By employing a histogram for frequency counting and working directly with various price levels, the function efficiently computes the result without directly sorting the price list, thus optimizing the process.

class Solution:
    def maximumIceCreams(self, costs: List[int], budget: int) -> int:
        totalIceCreams, length = 0, len(costs)
        maxCost = max(costs)

        priceFrequency = [0] * (maxCost + 1)
        for price in costs:
            priceFrequency[price] += 1

        for price in range(1, maxCost + 1):
            if priceFrequency[price] == 0:
                continue
            if budget < price:
                break

            maxAffordable = min(priceFrequency[price], budget // price)
            budget -= price * maxAffordable
            totalIceCreams += maxAffordable

        return totalIceCreams

This Python solution tackles the problem of determining the maximum number of ice cream bars that can be purchased given a list of costs and a budget. The strategy used involves counting frequencies of each price to efficiently calculate the maximum number of ice creams that fit within the budget. Below is a breakdown of the implementation steps:

1. Initialize totalIceCreams to count the number of ice creams bought, and compute the length of costs list and the maxCost for optimization.

2. Set up a priceFrequency list to keep the frequency of each ice cream price. This list is initialized to zeros, with its length set to maxCost + 1 to cover all possible prices counted from 0.

3. Populate the priceFrequency array where each index represents the price of an ice cream and the value at that index represents how many times that price appears in the input list.

4. Loop through each possible price from 1 to maxCost.
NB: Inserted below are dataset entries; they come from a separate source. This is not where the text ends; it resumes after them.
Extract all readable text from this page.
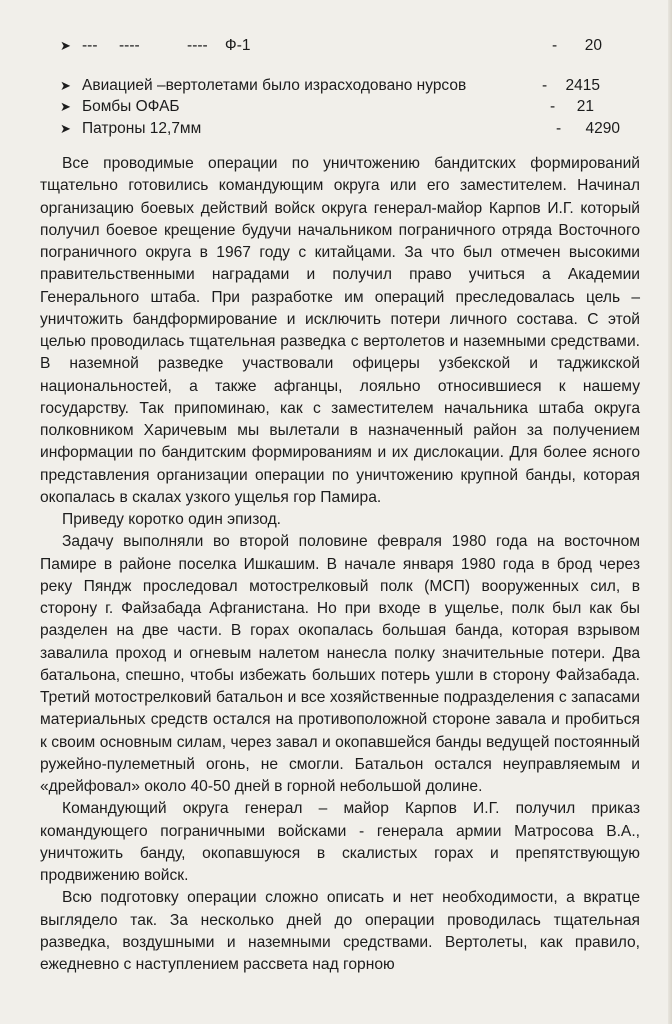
➤ ---     ----           ----    Ф-1	- 20
➤ Авиацией –вертолетами было израсходовано нурсов	- 2415
➤ Бомбы ОФАБ	- 21
➤ Патроны 12,7мм	- 4290

Все проводимые операции по уничтожению бандитских формирований тщательно готовились командующим округа или его заместителем. Начинал организацию боевых действий войск округа генерал-майор Карпов И.Г. который получил боевое крещение будучи начальником пограничного отряда Восточного пограничного округа в 1967 году с китайцами. За что был отмечен высокими правительственными наградами и получил право учиться а Академии Генерального штаба. При разработке им операций преследовалась цель – уничтожить бандформирование и исключить потери личного состава. С этой целью проводилась тщательная разведка с вертолетов и наземными средствами. В наземной разведке участвовали офицеры узбекской и таджикской национальностей, а также афганцы, лояльно относившиеся к нашему государству. Так припоминаю, как с заместителем начальника штаба округа полковником Харичевым мы вылетали в назначенный район за получением информации по бандитским формированиям и их дислокации. Для более ясного представления организации операции по уничтожению крупной банды, которая окопалась в скалах узкого ущелья гор Памира.

Приведу коротко один эпизод.

Задачу выполняли во второй половине февраля 1980 года на восточном Памире в районе поселка Ишкашим. В начале января 1980 года в брод через реку Пяндж проследовал мотострелковый полк (МСП) вооруженных сил, в сторону г. Файзабада Афганистана. Но при входе в ущелье, полк был как бы разделен на две части. В горах окопалась большая банда, которая взрывом завалила проход и огневым налетом нанесла полку значительные потери. Два батальона, спешно, чтобы избежать больших потерь ушли в сторону Файзабада. Третий мотострелковий батальон и все хозяйственные подразделения с запасами материальных средств остался на противоположной стороне завала и пробиться к своим основным силам, через завал и окопавшейся банды ведущей постоянный ружейно-пулеметный огонь, не смогли. Батальон остался неуправляемым и «дрейфовал» около 40-50 дней в горной небольшой долине.

Командующий округа генерал – майор Карпов И.Г. получил приказ командующего пограничными войсками - генерала армии Матросова В.А., уничтожить банду, окопавшуюся в скалистых горах и препятствующую продвижению войск.

Всю подготовку операции сложно описать и нет необходимости, а вкратце выглядело так. За несколько дней до операции проводилась тщательная разведка, воздушными и наземными средствами. Вертолеты, как правило, ежедневно с наступлением рассвета над горною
Skip the current price if its frequency is zero. If the remaining budget is less than the current price, exit the loop as no more ice creams can be bought.
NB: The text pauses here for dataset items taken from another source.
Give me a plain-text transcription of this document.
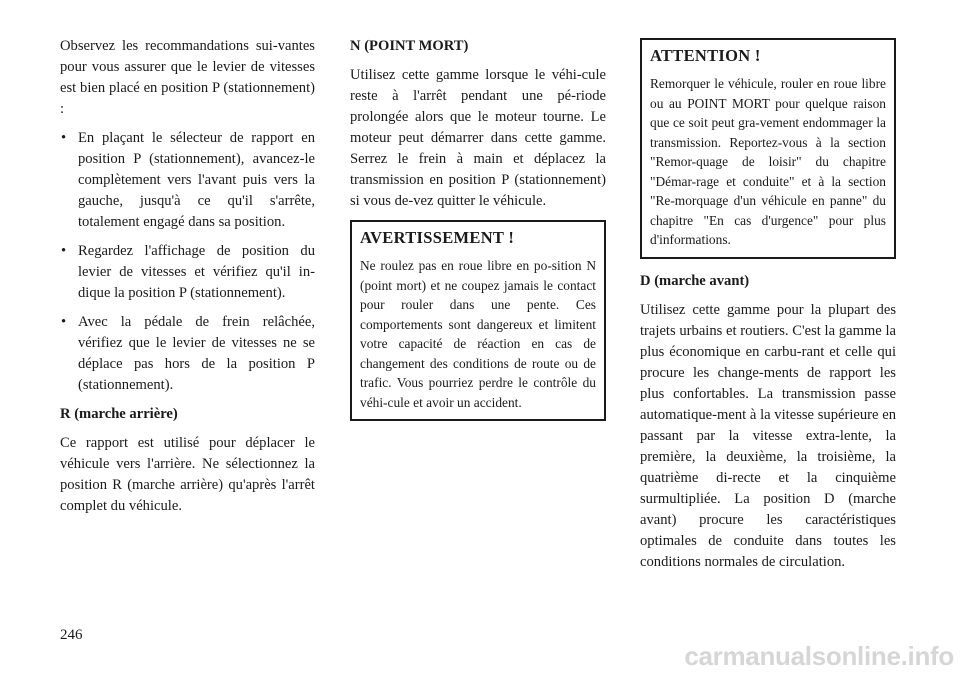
Observez les recommandations sui-vantes pour vous assurer que le levier de vitesses est bien placé en position P (stationnement) :

• En plaçant le sélecteur de rapport en position P (stationnement), avancez-le complètement vers l'avant puis vers la gauche, jusqu'à ce qu'il s'arrête, totalement engagé dans sa position.
• Regardez l'affichage de position du levier de vitesses et vérifiez qu'il in-dique la position P (stationnement).
• Avec la pédale de frein relâchée, vérifiez que le levier de vitesses ne se déplace pas hors de la position P (stationnement).

R (marche arrière)

Ce rapport est utilisé pour déplacer le véhicule vers l'arrière. Ne sélectionnez la position R (marche arrière) qu'après l'arrêt complet du véhicule.

N (POINT MORT)

Utilisez cette gamme lorsque le véhi-cule reste à l'arrêt pendant une pé-riode prolongée alors que le moteur tourne. Le moteur peut démarrer dans cette gamme. Serrez le frein à main et déplacez la transmission en position P (stationnement) si vous de-vez quitter le véhicule.

AVERTISSEMENT !
Ne roulez pas en roue libre en po-sition N (point mort) et ne coupez jamais le contact pour rouler dans une pente. Ces comportements sont dangereux et limitent votre capacité de réaction en cas de changement des conditions de route ou de trafic. Vous pourriez perdre le contrôle du véhi-cule et avoir un accident.
ATTENTION !
Remorquer le véhicule, rouler en roue libre ou au POINT MORT pour quelque raison que ce soit peut gra-vement endommager la transmission. Reportez-vous à la section "Remor-quage de loisir" du chapitre "Démar-rage et conduite" et à la section "Re-morquage d'un véhicule en panne" du chapitre "En cas d'urgence" pour plus d'informations.

D (marche avant)

Utilisez cette gamme pour la plupart des trajets urbains et routiers. C'est la gamme la plus économique en carbu-rant et celle qui procure les change-ments de rapport les plus confortables. La transmission passe automatique-ment à la vitesse supérieure en passant par la vitesse extra-lente, la première, la deuxième, la troisième, la quatrième di-recte et la cinquième surmultipliée. La position D (marche avant) procure les caractéristiques optimales de conduite dans toutes les conditions normales de circulation.

246
carmanualsonline.info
5. Determine maxAffordable, the maximum number of ice creams that can be bought at the current price without exceeding the budget. This involves taking the minimum of the count of that price and the maximum number the budget can accommodate (budget // price).

6. Adjust the budget by subtracting the total cost of the maxAffordable ice creams at the current price.

7. Increase totalIceCreams by maxAffordable.

The function finally returns totalIceCreams, which represents the maximum number of ice cream bars that can be bought within the given budget. This method ensures an efficient use of the budget by prioritizing the purchase of cheaper ice creams first and using frequency counts to skip unnecessary price checks.